Oxidized or degraded oil sands can exhibit poor processability, which is often not correlated with the fines or clay contents in the ore. Chemical markers (such as low pH and high soluble iron and calcium) for oil sands oxidation are sometimes not present even though significant changes in bitumen properties may have occurred. In these cases, changes in bitumen chemistry have been successfully quantified using microscopic techniques developed at CANMET. More recently, an on-line tool using near infrared (NIR) spectroscopy, which correlates with the CANMET microscopic method, has been developed with Suncor Energy Inc. An on-line technique based on NIR that can quantify the amount of degraded ore coming to the extraction plant from Suncor Energy Inc.'s Steepbank mine will be useful in effectively controlling additions of process aids for treating oxidized or degraded ores.
This paper discusses the processability of oxidized or degraded ores along with a microscopic method for identifying oxidized ore and its correlation with the NIR spectroscopic technique.
Oil sands processing efficiency is dependent upon many factors, including the quality of the ore. The operating companies have developed correlations between extraction recovery and bitumen and fines content in the ore.
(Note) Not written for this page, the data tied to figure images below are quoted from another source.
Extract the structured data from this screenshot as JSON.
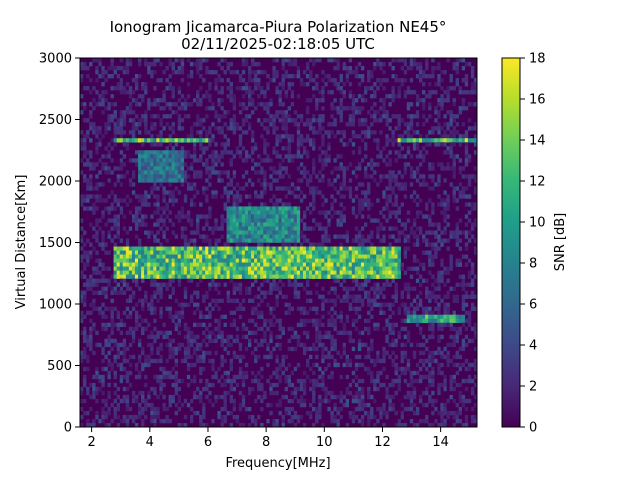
{
  "chart_data": {
    "type": "heatmap",
    "title_line1": "Ionogram Jicamarca-Piura Polarization NE45°",
    "title_line2": "02/11/2025-02:18:05 UTC",
    "xlabel": "Frequency[MHz]",
    "ylabel": "Virtual Distance[Km]",
    "colorbar_label": "SNR [dB]",
    "xlim": [
      1.6,
      15.25
    ],
    "ylim": [
      0,
      3000
    ],
    "x_ticks": [
      2,
      4,
      6,
      8,
      10,
      12,
      14
    ],
    "x_tick_labels": [
      "2",
      "4",
      "6",
      "8",
      "10",
      "12",
      "14"
    ],
    "y_ticks": [
      0,
      500,
      1000,
      1500,
      2000,
      2500,
      3000
    ],
    "y_tick_labels": [
      "0",
      "500",
      "1000",
      "1500",
      "2000",
      "2500",
      "3000"
    ],
    "colorbar_ticks": [
      0,
      2,
      4,
      6,
      8,
      10,
      12,
      14,
      16,
      18
    ],
    "colorbar_tick_labels": [
      "0",
      "2",
      "4",
      "6",
      "8",
      "10",
      "12",
      "14",
      "16",
      "18"
    ],
    "clim": [
      0,
      18
    ],
    "colormap": "viridis",
    "colormap_stops": [
      "#440154",
      "#482878",
      "#3e4989",
      "#31688e",
      "#26828e",
      "#1f9e89",
      "#35b779",
      "#6ece58",
      "#b5de2b",
      "#fde725"
    ],
    "grid": false,
    "echo_regions": [
      {
        "f_start": 2.8,
        "f_end": 12.6,
        "d_start": 1200,
        "d_end": 1480,
        "snr": 17
      },
      {
        "f_start": 2.8,
        "f_end": 6.0,
        "d_start": 2300,
        "d_end": 2350,
        "snr": 16
      },
      {
        "f_start": 12.5,
        "f_end": 15.2,
        "d_start": 2310,
        "d_end": 2350,
        "snr": 17
      },
      {
        "f_start": 6.6,
        "f_end": 9.2,
        "d_start": 1500,
        "d_end": 1780,
        "snr": 11
      },
      {
        "f_start": 3.6,
        "f_end": 5.2,
        "d_start": 2000,
        "d_end": 2250,
        "snr": 9
      },
      {
        "f_start": 12.8,
        "f_end": 14.8,
        "d_start": 860,
        "d_end": 900,
        "snr": 14
      }
    ]
  }
}
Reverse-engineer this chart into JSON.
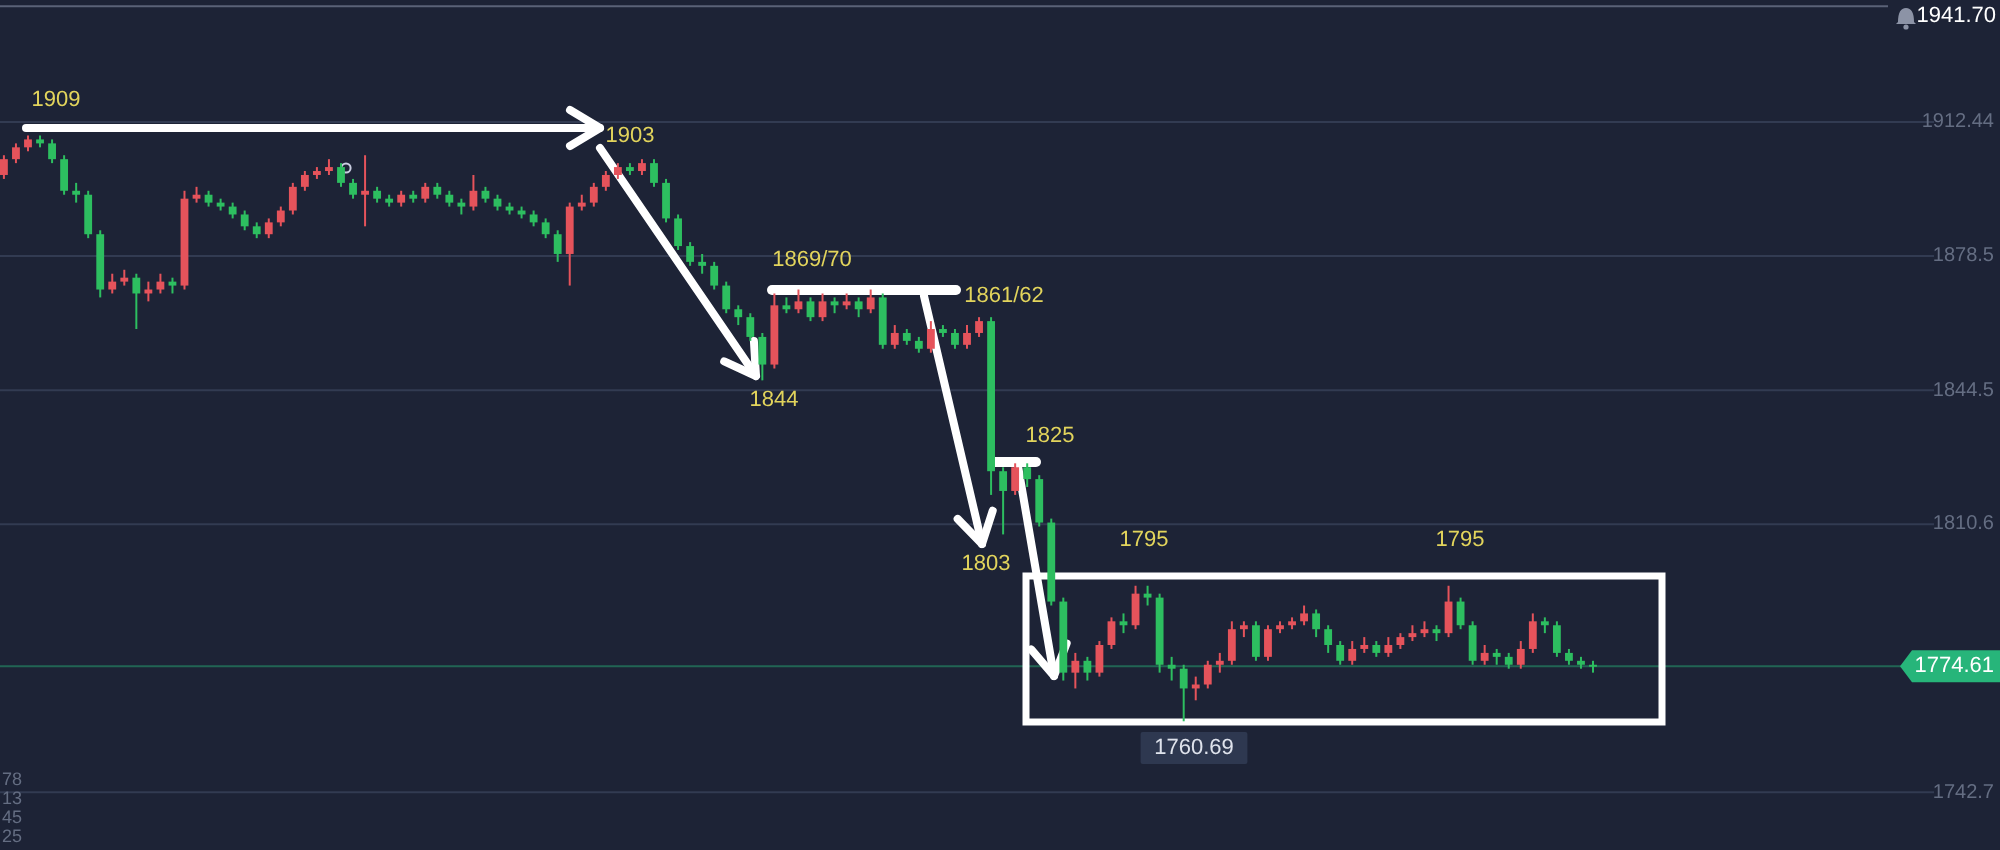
{
  "chart_data": {
    "type": "candlestick",
    "categories": [
      null,
      null,
      null,
      null,
      null,
      null,
      null,
      null,
      null,
      null,
      null,
      null,
      null,
      null,
      null,
      null,
      null,
      null,
      null,
      null,
      null,
      null,
      null,
      null,
      null,
      null,
      null,
      null,
      null,
      null,
      null,
      null,
      null,
      null,
      null,
      null,
      null,
      null,
      null,
      null,
      null,
      null,
      null,
      null,
      null,
      null,
      null,
      null,
      null,
      null,
      null,
      null,
      null,
      null,
      null,
      null,
      null,
      null,
      null,
      null,
      null,
      null,
      null,
      null,
      null,
      null,
      null,
      null,
      null,
      null,
      null,
      null,
      null,
      null,
      null,
      null,
      null,
      null,
      null,
      null,
      null,
      null,
      null,
      null,
      null,
      null,
      null,
      null,
      null,
      null,
      null,
      null,
      null,
      null,
      null,
      null,
      null,
      null,
      null,
      null,
      null,
      null,
      null,
      null,
      null,
      null,
      null,
      null,
      null,
      null,
      null,
      null,
      null,
      null,
      null,
      null,
      null,
      null,
      null,
      null,
      null,
      null,
      null,
      null,
      null,
      null,
      null,
      null,
      null,
      null,
      null,
      null,
      null,
      null,
      null,
      null,
      null,
      null,
      null,
      null,
      null,
      null,
      null,
      null,
      null,
      null,
      null,
      null,
      null,
      null,
      null,
      null,
      null,
      null,
      null,
      null,
      null,
      null,
      null,
      null,
      null
    ],
    "ohlc": [
      [
        1899,
        1904,
        1898,
        1903
      ],
      [
        1903,
        1907,
        1902,
        1906
      ],
      [
        1906,
        1909,
        1905,
        1908
      ],
      [
        1908,
        1909,
        1906,
        1907
      ],
      [
        1907,
        1908,
        1902,
        1903
      ],
      [
        1903,
        1904,
        1894,
        1895
      ],
      [
        1895,
        1897,
        1892,
        1894
      ],
      [
        1894,
        1895,
        1883,
        1884
      ],
      [
        1884,
        1885,
        1868,
        1870
      ],
      [
        1870,
        1874,
        1869,
        1872
      ],
      [
        1872,
        1875,
        1871,
        1873
      ],
      [
        1873,
        1874,
        1860,
        1869
      ],
      [
        1869,
        1872,
        1867,
        1870
      ],
      [
        1870,
        1874,
        1869,
        1872
      ],
      [
        1872,
        1873,
        1869,
        1871
      ],
      [
        1871,
        1895,
        1870,
        1893
      ],
      [
        1893,
        1896,
        1892,
        1894
      ],
      [
        1894,
        1895,
        1891,
        1892
      ],
      [
        1892,
        1893,
        1890,
        1891
      ],
      [
        1891,
        1892,
        1888,
        1889
      ],
      [
        1889,
        1890,
        1885,
        1886
      ],
      [
        1886,
        1887,
        1883,
        1884
      ],
      [
        1884,
        1888,
        1883,
        1887
      ],
      [
        1887,
        1891,
        1886,
        1890
      ],
      [
        1890,
        1897,
        1889,
        1896
      ],
      [
        1896,
        1900,
        1895,
        1899
      ],
      [
        1899,
        1901,
        1898,
        1900
      ],
      [
        1900,
        1903,
        1899,
        1901
      ],
      [
        1901,
        1902,
        1896,
        1897
      ],
      [
        1897,
        1898,
        1893,
        1894
      ],
      [
        1894,
        1904,
        1886,
        1895
      ],
      [
        1895,
        1896,
        1892,
        1893
      ],
      [
        1893,
        1894,
        1891,
        1892
      ],
      [
        1892,
        1895,
        1891,
        1894
      ],
      [
        1894,
        1895,
        1892,
        1893
      ],
      [
        1893,
        1897,
        1892,
        1896
      ],
      [
        1896,
        1897,
        1893,
        1894
      ],
      [
        1894,
        1895,
        1891,
        1892
      ],
      [
        1892,
        1893,
        1889,
        1891
      ],
      [
        1891,
        1899,
        1890,
        1895
      ],
      [
        1895,
        1896,
        1892,
        1893
      ],
      [
        1893,
        1894,
        1890,
        1891
      ],
      [
        1891,
        1892,
        1889,
        1890
      ],
      [
        1890,
        1891,
        1888,
        1889
      ],
      [
        1889,
        1890,
        1886,
        1887
      ],
      [
        1887,
        1888,
        1883,
        1884
      ],
      [
        1884,
        1885,
        1877,
        1879
      ],
      [
        1879,
        1892,
        1871,
        1891
      ],
      [
        1891,
        1894,
        1890,
        1892
      ],
      [
        1892,
        1897,
        1891,
        1896
      ],
      [
        1896,
        1900,
        1895,
        1899
      ],
      [
        1899,
        1902,
        1898,
        1901
      ],
      [
        1901,
        1902,
        1899,
        1900
      ],
      [
        1900,
        1903,
        1899,
        1902
      ],
      [
        1902,
        1903,
        1896,
        1897
      ],
      [
        1897,
        1898,
        1887,
        1888
      ],
      [
        1888,
        1889,
        1880,
        1881
      ],
      [
        1881,
        1882,
        1876,
        1877
      ],
      [
        1877,
        1879,
        1874,
        1876
      ],
      [
        1876,
        1877,
        1870,
        1871
      ],
      [
        1871,
        1872,
        1864,
        1865
      ],
      [
        1865,
        1866,
        1861,
        1863
      ],
      [
        1863,
        1864,
        1857,
        1858
      ],
      [
        1858,
        1859,
        1847,
        1851
      ],
      [
        1851,
        1869,
        1850,
        1866
      ],
      [
        1866,
        1868,
        1864,
        1865
      ],
      [
        1865,
        1870,
        1864,
        1867
      ],
      [
        1867,
        1868,
        1862,
        1863
      ],
      [
        1863,
        1869,
        1862,
        1867
      ],
      [
        1867,
        1868,
        1864,
        1866
      ],
      [
        1866,
        1869,
        1865,
        1867
      ],
      [
        1867,
        1868,
        1863,
        1865
      ],
      [
        1865,
        1870,
        1864,
        1868
      ],
      [
        1868,
        1869,
        1855,
        1856
      ],
      [
        1856,
        1861,
        1855,
        1859
      ],
      [
        1859,
        1860,
        1856,
        1857
      ],
      [
        1857,
        1858,
        1854,
        1855
      ],
      [
        1855,
        1862,
        1854,
        1860
      ],
      [
        1860,
        1861,
        1858,
        1859
      ],
      [
        1859,
        1860,
        1855,
        1856
      ],
      [
        1856,
        1861,
        1855,
        1859
      ],
      [
        1859,
        1863,
        1858,
        1862
      ],
      [
        1862,
        1863,
        1818,
        1824
      ],
      [
        1824,
        1825,
        1808,
        1819
      ],
      [
        1819,
        1826,
        1818,
        1825
      ],
      [
        1825,
        1826,
        1820,
        1822
      ],
      [
        1822,
        1823,
        1810,
        1811
      ],
      [
        1811,
        1812,
        1790,
        1791
      ],
      [
        1791,
        1792,
        1771,
        1773
      ],
      [
        1773,
        1778,
        1769,
        1776
      ],
      [
        1776,
        1777,
        1771,
        1773
      ],
      [
        1773,
        1781,
        1772,
        1780
      ],
      [
        1780,
        1787,
        1779,
        1786
      ],
      [
        1786,
        1788,
        1783,
        1785
      ],
      [
        1785,
        1795,
        1784,
        1793
      ],
      [
        1793,
        1795,
        1790,
        1792
      ],
      [
        1792,
        1793,
        1773,
        1775
      ],
      [
        1775,
        1777,
        1771,
        1774
      ],
      [
        1774,
        1775,
        1760.69,
        1769
      ],
      [
        1769,
        1772,
        1766,
        1770
      ],
      [
        1770,
        1776,
        1769,
        1775
      ],
      [
        1775,
        1778,
        1773,
        1776
      ],
      [
        1776,
        1786,
        1775,
        1784
      ],
      [
        1784,
        1786,
        1782,
        1785
      ],
      [
        1785,
        1786,
        1776,
        1777
      ],
      [
        1777,
        1785,
        1776,
        1784
      ],
      [
        1784,
        1786,
        1783,
        1785
      ],
      [
        1785,
        1787,
        1784,
        1786
      ],
      [
        1786,
        1790,
        1785,
        1788
      ],
      [
        1788,
        1789,
        1782,
        1784
      ],
      [
        1784,
        1785,
        1778,
        1780
      ],
      [
        1780,
        1781,
        1775,
        1776
      ],
      [
        1776,
        1781,
        1775,
        1779
      ],
      [
        1779,
        1782,
        1778,
        1780
      ],
      [
        1780,
        1781,
        1777,
        1778
      ],
      [
        1778,
        1782,
        1777,
        1780
      ],
      [
        1780,
        1783,
        1779,
        1782
      ],
      [
        1782,
        1785,
        1781,
        1783
      ],
      [
        1783,
        1786,
        1782,
        1784
      ],
      [
        1784,
        1785,
        1781,
        1783
      ],
      [
        1783,
        1795,
        1782,
        1791
      ],
      [
        1791,
        1792,
        1784,
        1785
      ],
      [
        1785,
        1786,
        1775,
        1776
      ],
      [
        1776,
        1780,
        1775,
        1778
      ],
      [
        1778,
        1779,
        1775,
        1777
      ],
      [
        1777,
        1778,
        1774,
        1775
      ],
      [
        1775,
        1781,
        1774,
        1779
      ],
      [
        1779,
        1788,
        1778,
        1786
      ],
      [
        1786,
        1787,
        1783,
        1785
      ],
      [
        1785,
        1786,
        1777,
        1778
      ],
      [
        1778,
        1779,
        1775,
        1776
      ],
      [
        1776,
        1777,
        1774,
        1775
      ],
      [
        1775,
        1776,
        1773,
        1774.61
      ],
      null,
      null,
      null,
      null,
      null,
      null,
      null,
      null,
      null,
      null,
      null,
      null,
      null,
      null,
      null,
      null,
      null,
      null,
      null,
      null,
      null,
      null,
      null,
      null,
      null,
      null,
      null,
      null
    ],
    "colors": [
      "#e5535b",
      "#e5535b",
      "#e5535b",
      "#2dbe60",
      "#2dbe60",
      "#2dbe60",
      "#2dbe60",
      "#2dbe60",
      "#2dbe60",
      "#e5535b",
      "#e5535b",
      "#2dbe60",
      "#e5535b",
      "#e5535b",
      "#2dbe60",
      "#e5535b",
      "#e5535b",
      "#2dbe60",
      "#2dbe60",
      "#2dbe60",
      "#2dbe60",
      "#2dbe60",
      "#e5535b",
      "#e5535b",
      "#e5535b",
      "#e5535b",
      "#e5535b",
      "#e5535b",
      "#2dbe60",
      "#2dbe60",
      "#e5535b",
      "#2dbe60",
      "#2dbe60",
      "#e5535b",
      "#2dbe60",
      "#e5535b",
      "#2dbe60",
      "#2dbe60",
      "#2dbe60",
      "#e5535b",
      "#2dbe60",
      "#2dbe60",
      "#2dbe60",
      "#2dbe60",
      "#2dbe60",
      "#2dbe60",
      "#2dbe60",
      "#e5535b",
      "#e5535b",
      "#e5535b",
      "#e5535b",
      "#e5535b",
      "#2dbe60",
      "#e5535b",
      "#2dbe60",
      "#2dbe60",
      "#2dbe60",
      "#2dbe60",
      "#2dbe60",
      "#2dbe60",
      "#2dbe60",
      "#2dbe60",
      "#2dbe60",
      "#2dbe60",
      "#e5535b",
      "#2dbe60",
      "#e5535b",
      "#2dbe60",
      "#e5535b",
      "#2dbe60",
      "#e5535b",
      "#2dbe60",
      "#e5535b",
      "#2dbe60",
      "#e5535b",
      "#2dbe60",
      "#2dbe60",
      "#e5535b",
      "#2dbe60",
      "#2dbe60",
      "#e5535b",
      "#e5535b",
      "#2dbe60",
      "#2dbe60",
      "#e5535b",
      "#2dbe60",
      "#2dbe60",
      "#2dbe60",
      "#2dbe60",
      "#e5535b",
      "#2dbe60",
      "#e5535b",
      "#e5535b",
      "#2dbe60",
      "#e5535b",
      "#2dbe60",
      "#2dbe60",
      "#2dbe60",
      "#2dbe60",
      "#e5535b",
      "#e5535b",
      "#e5535b",
      "#e5535b",
      "#e5535b",
      "#2dbe60",
      "#e5535b",
      "#e5535b",
      "#e5535b",
      "#e5535b",
      "#2dbe60",
      "#2dbe60",
      "#2dbe60",
      "#e5535b",
      "#e5535b",
      "#2dbe60",
      "#e5535b",
      "#e5535b",
      "#e5535b",
      "#e5535b",
      "#2dbe60",
      "#e5535b",
      "#2dbe60",
      "#2dbe60",
      "#e5535b",
      "#2dbe60",
      "#2dbe60",
      "#e5535b",
      "#e5535b",
      "#2dbe60",
      "#2dbe60",
      "#2dbe60",
      "#2dbe60",
      "#2dbe60",
      null,
      null,
      null,
      null,
      null,
      null,
      null,
      null,
      null,
      null,
      null,
      null,
      null,
      null,
      null,
      null,
      null,
      null,
      null,
      null,
      null,
      null,
      null,
      null,
      null,
      null,
      null,
      null
    ],
    "ylim": [
      1728.1,
      1943.3
    ],
    "yticks": [
      1912.44,
      1878.5,
      1844.5,
      1810.6,
      1742.7
    ],
    "grid": "y",
    "tick_labels": "y",
    "ref_lines": [
      {
        "axis": "y",
        "value": 1941.7,
        "label": "1941.70"
      },
      {
        "axis": "y",
        "value": 1774.61,
        "label": "1774.61",
        "color": "#27b57a"
      }
    ],
    "annotations": [
      "1909",
      "1903",
      "1869/70",
      "1861/62",
      "1844",
      "1825",
      "1803",
      "1795",
      "1795",
      "1760.69",
      "78",
      "13",
      "45",
      "25"
    ]
  }
}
These correlations generally fit observed processability, but often ores are encountered with recoveries that fall well outside these simple relationships. These are variously known as bad ores, problem ores, type X ores, or ores with a high misery factor (the misery due to the loss in recovery or to the "difficult to settle" tailings). Detailed characterization can reveal the reasons for such poor processing behaviour and they can sometimes be traced to unusual water chemistries or unusual clay properties. Often, however, changes in bitumen chemistry can be the source of the problem, and this is the focus of the present discussion. Bitumen oxidation and its negative impact on processability has been extensively studied, mostly on stockpiled or stored samples(1–7). Experience at Suncor Energy Inc.'s Steepbank mine has shown that bitumen changes that may have occurred in geological time frames can also be important in determining processability(8–10).
During the commissioning of the Suncor Energy Inc. Steepbank mine, areas of ore were identified that created processing difficulties, in particular high froth densities. The high froth densities resulted in problems in downstream facilities where high solids content in the froth resulted in overloading of the froth treatment centrifuges. These effects were quickly identified with certain areas of the mine and a sampling program was undertaken to identify the causes of the poor processability. The ores linked to the poor processability were generally high-grade ores containing in excess of 12% w/w bitumen (occasionally >14% w/w) with low fines content, that do not fit the normal profile for poorly processing ores. Cryogenic sampling of the froths in the commercialscale separation cell was carried out in order to help identify the cause of the high froth densities. Macroscopic observation of the froths from the problem ores included very large bubble sizes and sometimes a distinct reddish froth colour(9,12).